Bilingual Brains Think Quicker
Bilinguals have better brains, according to a new study.
Scientists from Northwestern University found that the brains of people who can speak multiple languages process information more efficiently and more effortlessly than their monolingual counterparts.
The latest study used functional magnetic resonance imaging to test co-activation, a term that describes having both language "active" at the same time, and inhibition in bilinguals. Researchers noted that inhibitory control involves selecting the correct language and suppressing the competing one.
Lead researcher Viorica Maria, a professor in the department of communication sciences and disorders in the School of Communication at Northwestern University, used MRI imaging to examine participants' brain flow during certain tasks. Researchers explained that difficult tasks trigger more blood flow.
Participants in the latest study were asked to perform language comprehension tasks. After hearing a word, participants were shown four pictures, including the picture of the word, and another of a similar sounding word. Participants had to recognize the correct word and ignore the similar-sounding competing word.

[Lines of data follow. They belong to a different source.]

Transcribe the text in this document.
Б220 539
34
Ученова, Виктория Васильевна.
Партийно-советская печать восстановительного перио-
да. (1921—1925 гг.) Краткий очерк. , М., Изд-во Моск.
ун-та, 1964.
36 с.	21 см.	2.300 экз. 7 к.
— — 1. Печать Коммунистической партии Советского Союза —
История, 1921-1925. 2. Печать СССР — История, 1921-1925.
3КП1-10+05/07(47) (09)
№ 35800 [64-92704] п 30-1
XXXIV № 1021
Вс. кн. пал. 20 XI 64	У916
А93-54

The findings revealed that bilingual speakers were significantly better at filtering out competing words. Brains scans also revealed that "monolinguals had more activation in the inhibitory control regions than bilinguals; they had to work much harder to perform the task," Marian said in a news release.
"Inhibitory control is a hallmark of cognition," said Marian. "Whether we're driving or performing surgery, it's important to focus on what really matters and ignore what doesn't."
"Using another language provides the brain built-in exercise. You don't have to go out of your way to do a puzzle because the brain is already constantly juggling two languages," she explained.